Features

Steady counseling trends

Approximately 45 percent of the class of 2010 took advantage of the counseling services provided by the Garrison-Foster Health Center before graduation from the College. All sessions are voluntary and confidential; students return only at their own discretion. Last year, 323 students saw counselors, and 1, 711 different sessions took place. Director of Counseling Services Patricia Newmen has observed a number of trends during her 24 years here on the Hill, and states that “they are often what you’d expect.”

One consistent trend is that women tend to go [to the Counseling Center] more often than men; approximately 72 percent of the counseling sessions held during the 2009-2010 academic school year were scheduled by females. In addition, the reasons that various grades choose to receive counseling reveal steady trends. First-years often deal with the transition from high school to college. They experience homesickness, specifically when it comes to friendships. Newmen states that she often hears, “I haven’t made friends that I feel as good about as I did back home.” This feeling may stem from the fact that they don’t yet have “sense of common history and shared values,” she added. First-years also grapple with the social scene characterized by “hook-ups and alcohol consumption…They want to belong because that’s what their peers are doing, but it might be out of their comfort zone,” Newmen said. Furthermore, first-years often have to adjust to their new position in an exceptional student body. Those who were “stars in high school are finding themselves around a lot of stars, and they have to accept that,” she said,” Newmen said.   
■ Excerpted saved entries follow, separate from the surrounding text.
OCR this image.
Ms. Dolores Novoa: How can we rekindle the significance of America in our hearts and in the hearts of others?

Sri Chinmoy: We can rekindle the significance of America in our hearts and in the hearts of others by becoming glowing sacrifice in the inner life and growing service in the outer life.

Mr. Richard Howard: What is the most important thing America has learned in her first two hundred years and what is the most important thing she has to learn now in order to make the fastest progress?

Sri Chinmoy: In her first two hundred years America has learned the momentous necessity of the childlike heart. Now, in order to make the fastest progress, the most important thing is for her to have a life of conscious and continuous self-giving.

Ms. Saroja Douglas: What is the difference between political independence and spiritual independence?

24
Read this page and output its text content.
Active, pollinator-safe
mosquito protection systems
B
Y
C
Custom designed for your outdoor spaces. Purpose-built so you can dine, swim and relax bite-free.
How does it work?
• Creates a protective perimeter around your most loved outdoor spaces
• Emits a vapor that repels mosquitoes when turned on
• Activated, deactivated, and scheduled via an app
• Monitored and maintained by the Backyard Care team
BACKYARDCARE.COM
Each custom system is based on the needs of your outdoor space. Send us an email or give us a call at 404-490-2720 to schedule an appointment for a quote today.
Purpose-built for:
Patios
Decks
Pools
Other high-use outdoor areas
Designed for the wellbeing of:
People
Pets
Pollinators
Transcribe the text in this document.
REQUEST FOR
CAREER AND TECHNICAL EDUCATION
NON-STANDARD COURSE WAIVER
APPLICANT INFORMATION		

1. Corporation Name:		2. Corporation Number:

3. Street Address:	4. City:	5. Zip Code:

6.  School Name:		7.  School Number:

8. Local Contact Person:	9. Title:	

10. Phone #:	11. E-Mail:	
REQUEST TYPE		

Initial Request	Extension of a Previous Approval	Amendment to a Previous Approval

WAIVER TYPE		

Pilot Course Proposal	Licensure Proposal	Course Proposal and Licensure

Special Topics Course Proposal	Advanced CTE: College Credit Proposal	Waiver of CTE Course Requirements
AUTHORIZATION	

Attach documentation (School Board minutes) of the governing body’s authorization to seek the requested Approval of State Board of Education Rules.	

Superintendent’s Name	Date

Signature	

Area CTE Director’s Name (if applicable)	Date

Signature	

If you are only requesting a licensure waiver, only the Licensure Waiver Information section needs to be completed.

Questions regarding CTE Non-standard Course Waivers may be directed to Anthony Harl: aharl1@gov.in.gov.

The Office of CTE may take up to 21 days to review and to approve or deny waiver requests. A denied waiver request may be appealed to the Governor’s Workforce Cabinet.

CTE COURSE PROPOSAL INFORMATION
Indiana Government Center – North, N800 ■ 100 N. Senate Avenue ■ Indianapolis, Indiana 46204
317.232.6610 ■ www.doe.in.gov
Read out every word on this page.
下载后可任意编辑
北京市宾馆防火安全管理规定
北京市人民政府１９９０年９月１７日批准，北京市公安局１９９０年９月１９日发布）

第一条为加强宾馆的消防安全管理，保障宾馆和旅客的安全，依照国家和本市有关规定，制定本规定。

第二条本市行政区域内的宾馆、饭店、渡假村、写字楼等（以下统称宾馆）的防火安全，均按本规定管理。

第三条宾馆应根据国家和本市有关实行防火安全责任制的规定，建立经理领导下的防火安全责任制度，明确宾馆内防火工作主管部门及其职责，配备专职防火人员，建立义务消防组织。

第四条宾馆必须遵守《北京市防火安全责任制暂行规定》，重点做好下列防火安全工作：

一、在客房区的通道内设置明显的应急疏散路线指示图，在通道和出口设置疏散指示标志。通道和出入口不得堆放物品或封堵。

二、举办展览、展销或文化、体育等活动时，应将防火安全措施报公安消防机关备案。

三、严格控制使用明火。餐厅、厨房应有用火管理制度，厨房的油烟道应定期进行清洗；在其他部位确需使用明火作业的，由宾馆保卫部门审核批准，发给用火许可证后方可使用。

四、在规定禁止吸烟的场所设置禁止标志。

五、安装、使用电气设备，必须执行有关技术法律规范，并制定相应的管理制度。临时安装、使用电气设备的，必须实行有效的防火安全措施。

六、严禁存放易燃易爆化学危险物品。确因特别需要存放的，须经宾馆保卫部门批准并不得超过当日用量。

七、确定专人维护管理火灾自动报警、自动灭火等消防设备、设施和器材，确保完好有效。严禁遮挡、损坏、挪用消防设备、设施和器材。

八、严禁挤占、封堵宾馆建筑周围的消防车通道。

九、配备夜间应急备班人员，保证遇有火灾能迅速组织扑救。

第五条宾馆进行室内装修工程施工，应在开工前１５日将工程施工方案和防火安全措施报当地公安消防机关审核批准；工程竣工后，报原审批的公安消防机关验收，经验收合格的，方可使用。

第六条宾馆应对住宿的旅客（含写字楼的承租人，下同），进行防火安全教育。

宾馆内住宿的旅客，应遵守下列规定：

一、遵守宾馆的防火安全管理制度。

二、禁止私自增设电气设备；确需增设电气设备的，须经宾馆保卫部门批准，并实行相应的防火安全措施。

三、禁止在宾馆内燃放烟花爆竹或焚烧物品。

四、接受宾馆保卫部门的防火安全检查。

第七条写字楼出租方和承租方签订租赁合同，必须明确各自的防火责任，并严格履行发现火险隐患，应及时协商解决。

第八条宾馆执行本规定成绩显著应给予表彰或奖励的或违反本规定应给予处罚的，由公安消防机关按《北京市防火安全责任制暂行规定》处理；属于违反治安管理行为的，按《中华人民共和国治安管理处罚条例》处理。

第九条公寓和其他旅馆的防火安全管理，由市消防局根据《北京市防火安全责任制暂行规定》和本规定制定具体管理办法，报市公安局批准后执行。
Sophomores often struggle with the transition between freshmen and sophomore year. Their friends may have been “situational friends who were on their COOT, in their classes, or within their housing proximity…sophomores find that people they were close to freshmen year were more friends of circumstance,” Newmen said. Sophomores also find themselves asking the question, “was [the College] the right choice for me?” which Newmen states is a “perfectly healthy, normal thing to ask yourself.” They are also overwhelmed with choosing a major and planning their study abroad trips. According to Newmen, they often need to hear, “you don’t have to figure it all out right now.”    

Juniors, on the other hand, struggle with the fact that so many of their close friends are abroad. “They experience a shift in friend groups and social interactions,” Newmen said. On the flip side, those who were abroad first semester cope with the re-entry anxiety. They experience a heightened sense of independence abroad and find it difficult to make the transition back to a sheltered campus.    

Seniors find themselves asking “what comes next?”. They deal with the pressure of choosing the right life path, and are overwhelmed by graduate school applications and the uncertain job market. They also experience familial pressure to figure out what their next move is going to be. Often, “they are feeling okay with not having a plan, but need reassurance that this is okay,” Newmen said. Seniors also experience mixed feelings about the social scene on campus; they either feel they are done with it, ready to move away from less sheltered interactions, or they believe that their last year is their last chance to be “wild and crazy.”

Newmen often finds herself saying, “I’d be more concerned if you weren’t questioning things…this is perfectly healthy and appropriate.”